Hacker News new | past | comments | ask | show | jobs | submit login
iPhones will be able to speak in your voice with 15 minutes of training (theverge.com)
39 points by mfiguiere on May 16, 2023 | hide | past | favorite | 62 comments



This verge article is very confusing:

"Apple’s new accessibility features can assist those who’ve lost the ability to speak.... users can create a Personal Voice by reading a set of text prompts aloud for a total of 15 minutes of audio on the iPhone or iPad."

huh? I presume it's for people who anticipate losing their voice due to a medical condition, never the less the article is really badly put together.


I think this is confusingly phrased in the press release too, so it's probably on Apple rather than the Verge.

> With Live Speech on iPhone, iPad, and Mac, users can type what they want to say to have it be spoken out loud during phone and FaceTime calls as well as in-person conversations. Users can also save commonly used phrases to chime in quickly during lively conversation with family, friends, and colleagues. Live Speech has been designed to support millions of people globally who are unable to speak or who have lost their speech over time.

It's clearer that it's for "at risk" users after, but I guess "millions of" was a marketing requirement.

> For users at risk of losing their ability to speak — such as those with a recent diagnosis of ALS (amyotrophic lateral sclerosis) or other conditions that can progressively impact speaking ability — Personal Voice is a simple and secure way to create a voice that sounds like them.

[0] https://www.apple.com/newsroom/2023/05/apple-previews-live-s...


Live Speech and Personal Voice are 2 different features, that's why you're getting confused. You can use Personal Voice to customize the Live Speech voice, but you don't have to.


it is poorly phrased, but “unable to speak” could equally refer to people who are entirely unable to speak as people who are unable to speak for prolonged periods of time


Interesting. Stealing a phone in the future will also steal their voice and therefore activities like bank authorization.


They already do that now. People are getting phished for their sms codes. As a side note, my local news just reported a big crime spree of people robbing cashless places. They have the manager log into the clover POS machines and issue refunds into their cards.

Criminals have been high tech for a while now


do they just run to the ATM afterwards?


Probably better to have someone else wait at an ATM ready to withdraw once they get a text message.


This is alarmist at best. Does stealing someone's iPhone today mean that you've stolen their passwords and everything else? No. Why would this change?


People are being held up and forced to enter more passwords, it is definitely rarer than previously because of the technical hurdles Apple has thankfully added.

It's just interesting thinking about edge cases and what a stolen phone will mean for your identity 10-20 years from now.


What kind of banks do authorization by voice?


the australian tax office and various other entities use a vocal print of “in australia my voice identifies me” i wish i was kidding

https://amp.theguardian.com/technology/2023/mar/16/voice-sys...


‘My voice is my passport please verify me.’

“…You’re right. I can’t kill my friend.”

::turns to goon::

“Kill my friend.”


What if you don’t speak English? I guess it wouldn’t really matter but if you were leaning English it might not work with better pronunciation later.


Schwab, and they are pushing it hard.


It seems like all the brokerages got sold hard on this. I have a friend who did customer support for Fidelity and they also pushed the voice ID thing very hard. I think it was to the point they wouldn't help you until you set it up.

I have had Schwab accounts for over a decade and called them a couple times, and they didn't bug me about it. Would still prefer WebAuthn to log in, however.

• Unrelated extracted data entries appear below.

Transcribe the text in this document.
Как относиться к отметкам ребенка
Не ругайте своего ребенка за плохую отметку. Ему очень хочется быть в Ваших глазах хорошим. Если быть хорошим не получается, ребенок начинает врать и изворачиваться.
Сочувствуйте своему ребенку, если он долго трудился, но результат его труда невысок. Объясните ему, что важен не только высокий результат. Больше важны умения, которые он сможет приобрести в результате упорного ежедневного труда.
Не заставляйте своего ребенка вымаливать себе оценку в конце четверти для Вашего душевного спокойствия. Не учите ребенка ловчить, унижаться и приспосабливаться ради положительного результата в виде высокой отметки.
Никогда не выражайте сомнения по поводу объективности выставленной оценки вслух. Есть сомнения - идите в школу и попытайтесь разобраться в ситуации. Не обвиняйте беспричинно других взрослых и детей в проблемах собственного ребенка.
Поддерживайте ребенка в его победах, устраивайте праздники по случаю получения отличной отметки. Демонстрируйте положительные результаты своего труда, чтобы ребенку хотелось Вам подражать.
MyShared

Had Fidelity 401k from work I was trying to rollover to a Schwab IRA. Schwab mentioned setting up the voice password thingy, and I declined and had no further problem. Fidelity tried to push it on me before I could talk to anyone. I refused and had to dial 0 several times for it to transfer me to a person. Glad I no longer have a Fidelity account, if Schwab ever tries that BS I'll raise hell with them.


"At Schwab, my voice is my password"


Vanguard too.


Fidelity does it too


It's actually becoming more common. I'm not sure how many banks have implemented it, but I've called Spectrum about my internet and a "security" feature called Voice ID that lets you verify your identity with your voice was being advertised


Wonder if it's "perfect" enough for that or if they'll add some sort of audio fingerprint (like the invisible dots on the printers).


Some "partners and customers" listed here:

https://www.pindrop.com/whos-it-for/banking-finance

In general, financial institutions (such as the many multi-nationals and regionals that use this) don't want to talk about the specific providers they use, so it can be hard to get a comprehensive view of which are using what.

But everyone who is anyone in banking evaluated this provider, for example.


Pretty sure that gov.uk uses or used voice authentication.

Banks certainly do: https://www.vice.com/en/article/dy7axa/how-i-broke-into-a-ba...


HSBC has the option, I have never enabled it even though they continually push me to.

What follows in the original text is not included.